I was meeting a earnest young college student about local politics last week at a nearby Starbucks. He had some ideas he wanted to discuss, so he called me and we had arranged to meet. As we were leaving Starbucks, we passed the display where they have their App of the Week cards. I almost always pick one or two up. This week was an app called "Polymer," a game where the screen turns into a grid filled with colorful shapes. The goal is to move and connect the small shapes into a large one and score points. I offered one to the earnest young man.
"These are fun," I said. "Take one."
"No, thanks," said the earnest young man.
"They are free," I said picking one up and handing it to him.
"No," he said, not taking the card.
"Do you have a cell phone?" I asked.
"Yeah..." he said.
"Here," I said and shoved the card in his hand. "It will be fun." He looked mildly repulsed, as if I were handing him a pack of cigarettes or offering him a shot of whiskey. I should have accepted his first no, but here I was the grown-up. Perhaps I was offering him the app card that I never would have offered my own kids. Perhaps I thought the serious young man needed some fun in his life. While I fully appreciate and respect his ideas, he is a college student. College is supposed to be fun. He needs some fun. There is plenty of time to save the world later.
All of this is ironic as my husband and I are not big fans of mindless screen time. One of my husband's colleagues did a TEDxRainier Talk on the dangers of fast paced screen time for young children.
We were fortunate that my daughter's brain is wired so that she really isn't interested in television. To quote Dave Barry, I am not making this up. When she was a toddler, I would tell my friends that my daughter had little to no interest in television. They thought I was being an intellectual snob until the television went on and my daughter wandered into another room.
My son, on the other hand, has the potential to be an addict if we don't manage the substance. When he was little, his eyes would fix on the screen. Anything that came between him and the box would set him off. When the show was over, it was like watching a heroin addict go through withdrawal, or so I imagine. He would scream and fuss and generally storm. The cost of letting him watch thirty minutes of television--even some bland PBS fare--was not worth cooking dinner without interruption.
Computer and video games pose a similar problem for the boy. A neighbor of mine, an internist, told me that video games give the user a boost of serotonin. When the serotonin stops, the user feels bad and wants more, and then an addictive cycle can begin. My son gets more than cranky when games go off. We set time limits and limit access as I don't want to spend my free time dealing with an angry child.
Many people can turn off a video game and go about their lives. Some cannot. I've heard of a student who flunked out of college because of excessive video game playing. I've heard of a mother who neglected her child to play "World of Warcraft" while her husband worked. He returned one day to see his two year old walking down the street while the mother was inside on the computer. She played about twelve hours a day. My husband told me about a new study showed playing video games was as effective as morphine as a pain killer for treating burn victims. I can't decide if I am amazed or terrified on that one.

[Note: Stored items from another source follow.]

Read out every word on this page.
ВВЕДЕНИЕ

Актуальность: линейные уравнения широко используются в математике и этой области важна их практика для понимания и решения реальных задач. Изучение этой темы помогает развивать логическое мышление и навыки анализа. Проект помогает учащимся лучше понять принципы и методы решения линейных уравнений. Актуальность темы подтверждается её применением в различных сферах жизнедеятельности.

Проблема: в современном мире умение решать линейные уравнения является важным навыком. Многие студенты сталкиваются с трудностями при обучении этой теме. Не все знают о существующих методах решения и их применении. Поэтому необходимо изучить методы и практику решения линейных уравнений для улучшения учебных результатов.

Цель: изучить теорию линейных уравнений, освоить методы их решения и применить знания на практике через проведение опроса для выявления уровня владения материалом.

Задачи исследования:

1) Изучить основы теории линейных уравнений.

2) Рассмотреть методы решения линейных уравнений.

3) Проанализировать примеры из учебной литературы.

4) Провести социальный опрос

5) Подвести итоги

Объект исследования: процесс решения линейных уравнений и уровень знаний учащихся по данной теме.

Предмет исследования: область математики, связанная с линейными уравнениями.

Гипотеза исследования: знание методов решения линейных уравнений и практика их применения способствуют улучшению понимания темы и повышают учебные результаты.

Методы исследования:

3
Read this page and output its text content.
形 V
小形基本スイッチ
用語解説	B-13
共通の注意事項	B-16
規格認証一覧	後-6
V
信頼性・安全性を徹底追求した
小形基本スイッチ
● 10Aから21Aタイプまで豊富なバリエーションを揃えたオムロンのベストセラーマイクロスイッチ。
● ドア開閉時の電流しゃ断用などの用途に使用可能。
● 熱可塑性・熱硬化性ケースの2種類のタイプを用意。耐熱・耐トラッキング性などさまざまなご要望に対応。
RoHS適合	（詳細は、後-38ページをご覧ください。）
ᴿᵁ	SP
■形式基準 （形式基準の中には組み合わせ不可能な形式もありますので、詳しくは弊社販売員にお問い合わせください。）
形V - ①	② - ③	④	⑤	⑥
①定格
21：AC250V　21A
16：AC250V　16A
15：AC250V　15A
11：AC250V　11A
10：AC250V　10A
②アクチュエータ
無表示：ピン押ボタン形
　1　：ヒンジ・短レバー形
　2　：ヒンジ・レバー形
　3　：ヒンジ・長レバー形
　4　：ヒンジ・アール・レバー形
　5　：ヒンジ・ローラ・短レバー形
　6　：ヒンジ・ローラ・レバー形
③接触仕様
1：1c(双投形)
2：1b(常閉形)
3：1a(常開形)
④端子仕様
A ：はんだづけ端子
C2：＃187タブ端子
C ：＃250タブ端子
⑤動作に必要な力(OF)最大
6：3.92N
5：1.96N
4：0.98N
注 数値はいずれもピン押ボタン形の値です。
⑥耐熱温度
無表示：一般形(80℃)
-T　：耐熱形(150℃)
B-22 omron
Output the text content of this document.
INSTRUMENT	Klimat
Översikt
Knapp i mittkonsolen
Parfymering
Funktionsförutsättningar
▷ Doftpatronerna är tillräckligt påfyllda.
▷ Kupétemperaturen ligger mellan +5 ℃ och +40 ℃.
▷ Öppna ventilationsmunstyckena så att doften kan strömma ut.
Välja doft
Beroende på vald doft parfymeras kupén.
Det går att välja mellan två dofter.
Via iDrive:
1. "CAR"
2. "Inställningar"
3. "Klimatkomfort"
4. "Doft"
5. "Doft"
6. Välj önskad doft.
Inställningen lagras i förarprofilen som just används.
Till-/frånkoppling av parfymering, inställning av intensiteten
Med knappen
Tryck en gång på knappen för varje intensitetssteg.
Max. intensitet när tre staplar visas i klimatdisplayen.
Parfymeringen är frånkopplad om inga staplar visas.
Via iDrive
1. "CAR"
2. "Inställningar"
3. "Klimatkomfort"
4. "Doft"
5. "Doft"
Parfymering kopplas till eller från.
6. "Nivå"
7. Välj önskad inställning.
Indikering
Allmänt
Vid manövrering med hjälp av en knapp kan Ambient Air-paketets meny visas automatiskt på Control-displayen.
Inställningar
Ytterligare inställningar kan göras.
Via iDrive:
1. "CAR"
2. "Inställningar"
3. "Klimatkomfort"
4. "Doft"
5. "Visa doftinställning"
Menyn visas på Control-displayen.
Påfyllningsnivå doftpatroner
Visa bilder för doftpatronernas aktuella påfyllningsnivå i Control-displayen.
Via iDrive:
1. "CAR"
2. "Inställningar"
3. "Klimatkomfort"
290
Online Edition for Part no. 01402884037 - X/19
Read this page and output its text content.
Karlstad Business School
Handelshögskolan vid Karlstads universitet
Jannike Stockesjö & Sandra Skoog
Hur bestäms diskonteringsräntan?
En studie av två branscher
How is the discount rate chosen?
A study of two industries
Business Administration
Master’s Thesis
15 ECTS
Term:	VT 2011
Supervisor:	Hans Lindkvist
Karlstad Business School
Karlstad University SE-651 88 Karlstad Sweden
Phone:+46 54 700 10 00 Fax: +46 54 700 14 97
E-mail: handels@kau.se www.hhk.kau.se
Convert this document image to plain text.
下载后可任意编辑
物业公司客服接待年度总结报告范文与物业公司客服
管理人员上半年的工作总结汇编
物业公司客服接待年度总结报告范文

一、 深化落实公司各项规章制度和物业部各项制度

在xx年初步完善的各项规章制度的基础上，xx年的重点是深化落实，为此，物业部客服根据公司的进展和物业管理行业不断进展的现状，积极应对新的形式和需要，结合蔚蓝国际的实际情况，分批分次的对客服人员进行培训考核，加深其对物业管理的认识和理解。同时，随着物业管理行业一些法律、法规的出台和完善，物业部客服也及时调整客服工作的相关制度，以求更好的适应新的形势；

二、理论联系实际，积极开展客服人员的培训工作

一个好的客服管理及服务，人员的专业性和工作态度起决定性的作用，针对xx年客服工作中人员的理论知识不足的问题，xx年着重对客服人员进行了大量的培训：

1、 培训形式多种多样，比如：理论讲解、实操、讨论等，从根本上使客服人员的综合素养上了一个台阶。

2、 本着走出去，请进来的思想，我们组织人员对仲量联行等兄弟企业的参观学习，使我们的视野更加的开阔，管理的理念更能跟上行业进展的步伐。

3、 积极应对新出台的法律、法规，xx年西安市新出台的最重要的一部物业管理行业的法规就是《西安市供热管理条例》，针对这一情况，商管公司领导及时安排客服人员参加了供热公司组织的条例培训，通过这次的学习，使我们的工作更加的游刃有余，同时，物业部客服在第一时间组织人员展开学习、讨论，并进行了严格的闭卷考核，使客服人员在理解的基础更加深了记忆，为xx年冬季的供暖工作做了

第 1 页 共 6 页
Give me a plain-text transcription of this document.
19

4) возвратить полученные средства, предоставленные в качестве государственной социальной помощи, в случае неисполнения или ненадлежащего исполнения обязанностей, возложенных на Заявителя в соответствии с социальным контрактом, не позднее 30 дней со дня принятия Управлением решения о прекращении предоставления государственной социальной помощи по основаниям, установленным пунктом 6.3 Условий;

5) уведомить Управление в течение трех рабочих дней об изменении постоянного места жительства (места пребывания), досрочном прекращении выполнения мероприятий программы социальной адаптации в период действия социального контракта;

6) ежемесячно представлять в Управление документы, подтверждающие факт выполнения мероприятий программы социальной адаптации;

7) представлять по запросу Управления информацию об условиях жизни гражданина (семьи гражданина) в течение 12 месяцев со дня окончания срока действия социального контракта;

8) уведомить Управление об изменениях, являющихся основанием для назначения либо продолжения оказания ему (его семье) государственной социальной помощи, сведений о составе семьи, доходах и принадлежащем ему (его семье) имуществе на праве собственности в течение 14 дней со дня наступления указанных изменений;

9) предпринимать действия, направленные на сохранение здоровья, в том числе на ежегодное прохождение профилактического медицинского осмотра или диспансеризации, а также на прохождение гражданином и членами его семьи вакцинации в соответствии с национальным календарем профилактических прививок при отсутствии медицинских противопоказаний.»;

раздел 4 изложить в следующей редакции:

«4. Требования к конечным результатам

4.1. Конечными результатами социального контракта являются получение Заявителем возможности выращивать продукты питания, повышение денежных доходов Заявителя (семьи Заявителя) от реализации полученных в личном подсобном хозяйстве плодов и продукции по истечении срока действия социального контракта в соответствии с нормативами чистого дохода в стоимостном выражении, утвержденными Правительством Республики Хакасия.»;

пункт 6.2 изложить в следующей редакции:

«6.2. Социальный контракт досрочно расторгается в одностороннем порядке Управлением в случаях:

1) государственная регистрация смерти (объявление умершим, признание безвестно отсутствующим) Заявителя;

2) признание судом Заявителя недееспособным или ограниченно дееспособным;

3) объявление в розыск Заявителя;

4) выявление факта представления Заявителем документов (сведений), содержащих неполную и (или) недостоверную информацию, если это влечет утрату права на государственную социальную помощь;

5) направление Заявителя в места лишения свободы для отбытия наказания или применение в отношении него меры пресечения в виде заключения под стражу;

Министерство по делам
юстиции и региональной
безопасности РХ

Now after all of that, I am not a total Puritan. I enjoy slaying pigs in Angry Birds. When my daughter was a baby and had her bouts of colic, I played a fair share of Minesweeper to calm myself down while she cried herself to sleep. Twenty minutes of clearing a minefield was better than taking morphine or taking my frustration out on a child. She was not neglected, not left alone in her crib all day, hungry and with an unchanged diaper.
I didn't think much about giving the earnest young man the app card until the other night. My husband also had an app card for Polymer, and he played it for forty-five minutes in one sitting. He made one giant blob worth 500,000 points. Later than evening, it took him twenty minutes to make another blob, this one worth 700,000 points. He was making blobs. Blobs. This has zero productive value. And I love the game, too.
I felt terrible that I had shoved the app card into the earnest young man's hand. Here he was, trying to make the world a better place, and I was giving him a game, an opiate. I was saying, "Don't worry, little boy. Unfurrow that brow. Take a hit." Ugh.
All I can hope for is that game is like red wine. It is great some of the time, like sharing a glass with friends over dinner. Red wine, however, is not so great for breakfast. Just like people need to drink responsibly, they need to play responsibly, too. What better time to learn that than in college?